Russian President Vladimir Putin and his cabinet have always had a clear agenda: to heighten Russia’s influence of the “near abroad,” the countries that make up the former Soviet Union. Even before Putin, foreign minister Andrei Kozyrev of Russia claimed that “Russia reserved the right to intervene in the former Soviet republics,” even though that simply isn’t the case.
Since the Cold War, they have been careful to garner influence through economic means, but recently their influence has turned increasingly militaristic.
On both April 11 and 12, Russian jets performed simulated attacks on the destroyer U.S.S. Cook in international waters, at one point flying within 30 feet. Then, only two days later, a US Air Force Boeing 707 was on a routine route over the Baltic when a Russian jet performed a high speed barrel roll over the top of it, coming within 50 feet. These are brazen acts of aggression by Russia to protect the international land they believe they control.
Unfortunately, under the current administration, the response to these provocative actions has only amounted to strongly worded condemnation. Secretary of State John Kerry said that “It is reckless. It is provocative. It is dangerous.” The U.S. European command echoed those sentiments, saying the actions were “unsafe and unprofessional.”
The US also lodged formal diplomatic complaints, but the Russians quickly shrugged them off. Defense Ministry spokesman Major General Igor Konashenkov stated that “Russian pilots undertook a maneuver that was in accordance with all the necessary safety rules.” On April 18, President Obama spoke on the phone with Putin, but according to White House press spokesman Josh Earnest, “[The recent aggression] did not come up in the call between the two presidents.”

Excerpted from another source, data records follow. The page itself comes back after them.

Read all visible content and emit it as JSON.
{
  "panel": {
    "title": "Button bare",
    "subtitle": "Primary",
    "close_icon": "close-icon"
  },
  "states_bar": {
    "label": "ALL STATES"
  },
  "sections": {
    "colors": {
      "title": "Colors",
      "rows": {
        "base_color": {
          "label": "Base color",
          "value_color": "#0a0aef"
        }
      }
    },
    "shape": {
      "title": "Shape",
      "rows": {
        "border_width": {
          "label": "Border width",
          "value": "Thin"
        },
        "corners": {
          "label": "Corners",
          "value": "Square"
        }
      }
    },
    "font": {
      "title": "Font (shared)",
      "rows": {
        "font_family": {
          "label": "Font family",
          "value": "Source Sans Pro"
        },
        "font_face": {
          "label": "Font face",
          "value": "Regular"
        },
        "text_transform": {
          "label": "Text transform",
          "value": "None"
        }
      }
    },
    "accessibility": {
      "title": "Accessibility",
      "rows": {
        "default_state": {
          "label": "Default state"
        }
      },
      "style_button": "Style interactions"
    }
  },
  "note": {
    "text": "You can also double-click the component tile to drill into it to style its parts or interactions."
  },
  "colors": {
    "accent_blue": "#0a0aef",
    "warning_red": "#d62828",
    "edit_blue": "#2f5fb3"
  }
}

These exchanges of words feel very similar to what happened in Ukraine, which began with aggressive Russian tactics and ended with Russia annexing Crimea.

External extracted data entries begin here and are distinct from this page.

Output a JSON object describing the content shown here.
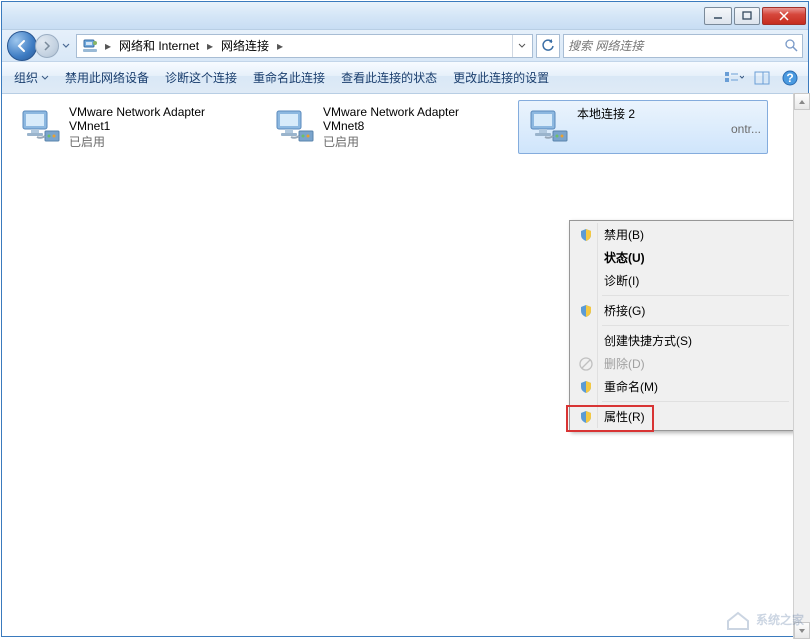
{
  "titlebar": {
    "min": "–",
    "max": "□",
    "close": "×"
  },
  "breadcrumb": {
    "seg1": "网络和 Internet",
    "seg2": "网络连接"
  },
  "search": {
    "placeholder": "搜索 网络连接"
  },
  "toolbar": {
    "organize": "组织",
    "disable": "禁用此网络设备",
    "diagnose": "诊断这个连接",
    "rename": "重命名此连接",
    "status": "查看此连接的状态",
    "change": "更改此连接的设置"
  },
  "connections": [
    {
      "title": "VMware Network Adapter",
      "line2": "VMnet1",
      "status": "已启用"
    },
    {
      "title": "VMware Network Adapter",
      "line2": "VMnet8",
      "status": "已启用"
    },
    {
      "title": "本地连接 2",
      "line2": "",
      "status": "ontr..."
    }
  ],
  "ctx": {
    "disable": "禁用(B)",
    "status": "状态(U)",
    "diagnose": "诊断(I)",
    "bridge": "桥接(G)",
    "shortcut": "创建快捷方式(S)",
    "delete": "删除(D)",
    "rename": "重命名(M)",
    "properties": "属性(R)"
  },
  "watermark": "系统之家"
}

Russian ambitions, however, are not limited to military maneuvers. Right now, Moldova is on the edge of a democratic collapse, and Russia is ready with relief money. In another instance, Russia consistently prevents American surveillance over land near Poland, in blatant disregard of the US-Russia Open Skies Treaty.
It is our duty as Americans to stand up for freedom, democracy, and international law. We are not only allowing Russia to taunt the American military, but also the countries that fought for freedom and democracy around the Baltic Sea. The current administration needs to properly react to the growing aggression of Russia, instead of complacently letting them arm Iran with missiles.
If we don’t act now, Russia’s aggression will only get worse.